Thirty-nine credits will still be required to graduate. When this process is complete, we will have created, revised or retired approximately 40 LIS courses!
We believe this new curriculum will result in more flexibility for students to craft individualized programs of study, more peer mentoring and engagement, and more tangible artifacts of students’ understanding, creativity and mastery.
While details are still evolving, here’s a preview:
Core requirements: Students will be able to select any of the following core course options to meet each corresponding Student Learning Outcome (SLO):
SLO1 Services: Design, provide, and assess information services
- LIS 601 Introduction to Reference and Information Services
SLO2 Professionalism: Apply history and ethics to develop a professional LIS identity
- LIS 610 Foundations of the Information Professions
- LIS 654 Archival Ethics & Profession
SLO3 Resources: Create, organize, manage and discover information resources
- LIS 602 Resource Discovery
- LIS 605 Metadata Creation for Information Organization
- LIS 615 Collection Management
- LIS 645 Asian Research Materials and Methods
- LIS 651 Archival Arrangement and Description
SLO4 Technologies: Evaluate and apply information technologies
- LIS 661 Informatics
- LIS 665 Digital Instruction
- LIS 672 Technology for Libraries and Information Centers
SLO5 Cultures: Engage with diverse communities and/or indigenous cultures
- LIS 630 Community Engagement
- LIS 631 Introduction to Hawaiʻi and Pacific Librarianship
- LIS 634 Multicultural Resources for Diverse User Groups
- LIS 662 Asian Informatics
SLO6 Management: Demonstrate skills necessary to manage and work effectively within information organizations
- LIS 614 Navigating Information Organizations
- LIS 650 Management of Libraries & Information Centers
- LIS 658 Archival Management
Courses and professional pathways
Our working proposed course list can be found here. To create a program of study tailored to your interests, we plan to offer seven professional pathways: suggested groups of courses associated with different professional environments:
- Academic/Special Librarianship
- Asian Studies Librarianship
- Public Librarianship
- School Library Media
We will be eliciting suggestions in the 2017-18 academic year for appropriate core and elective courses recommended for each corresponding pathway. For all pathways, related Internship (LIS 690) courses are also strongly recommended.
Pathways are optional, and will not appear on your transcript or diploma, so you may follow them, combine them or create your own, in consultation with your faculty advisor. Articulating how your diverse individual experiences can help solve problems in professional information environments is a core component of the culminating ePortfolio.

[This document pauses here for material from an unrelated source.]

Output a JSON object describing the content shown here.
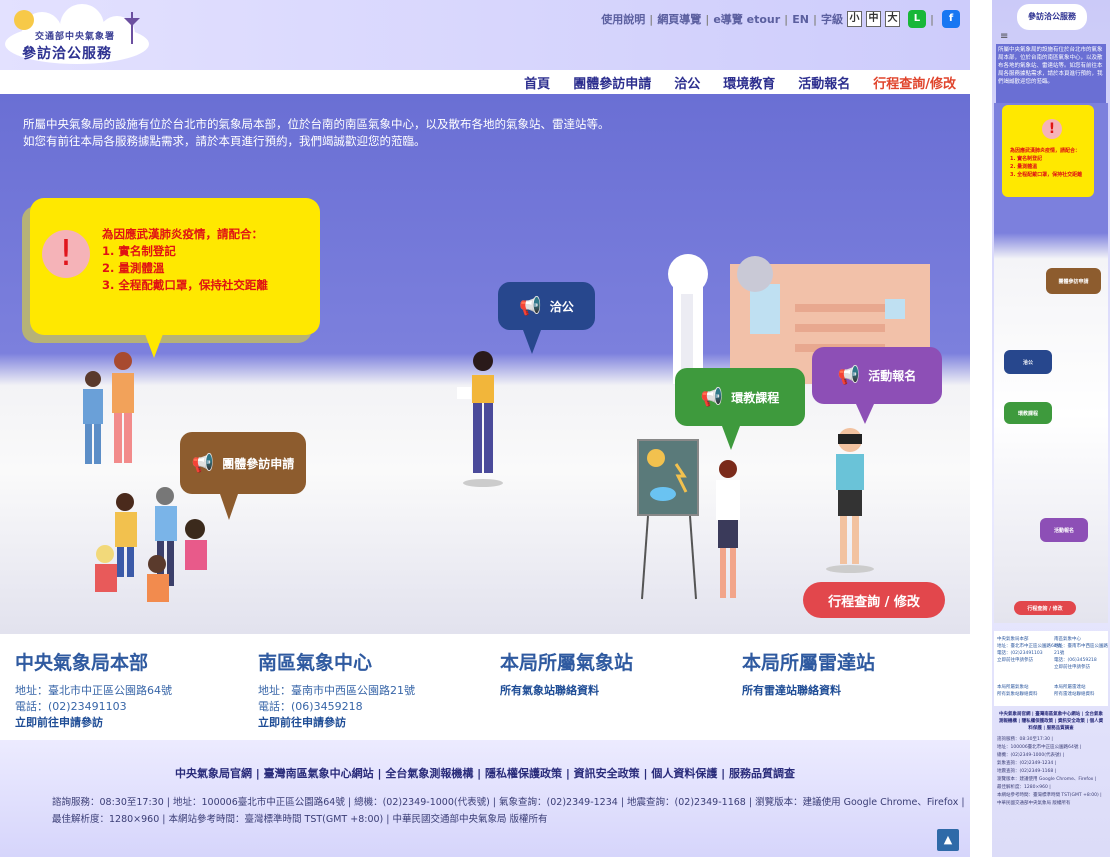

The ePortfolio is a reflective, artifact-based summation of how your coursework and other program experiences have prepared you to become an effective information professional. It consists of one artifact for each of the six program SLOs and a reflective narrative, and is summarized by the student in a presentation. It is assessed by two faculty members, as is the case with the current oral comprehensive exam, and must be successfully completed in order to graduate.
Students opting to write a thesis take a research methods course and 6 credits of LIS 700 Thesis Research as part of the 39-credit degree requirement.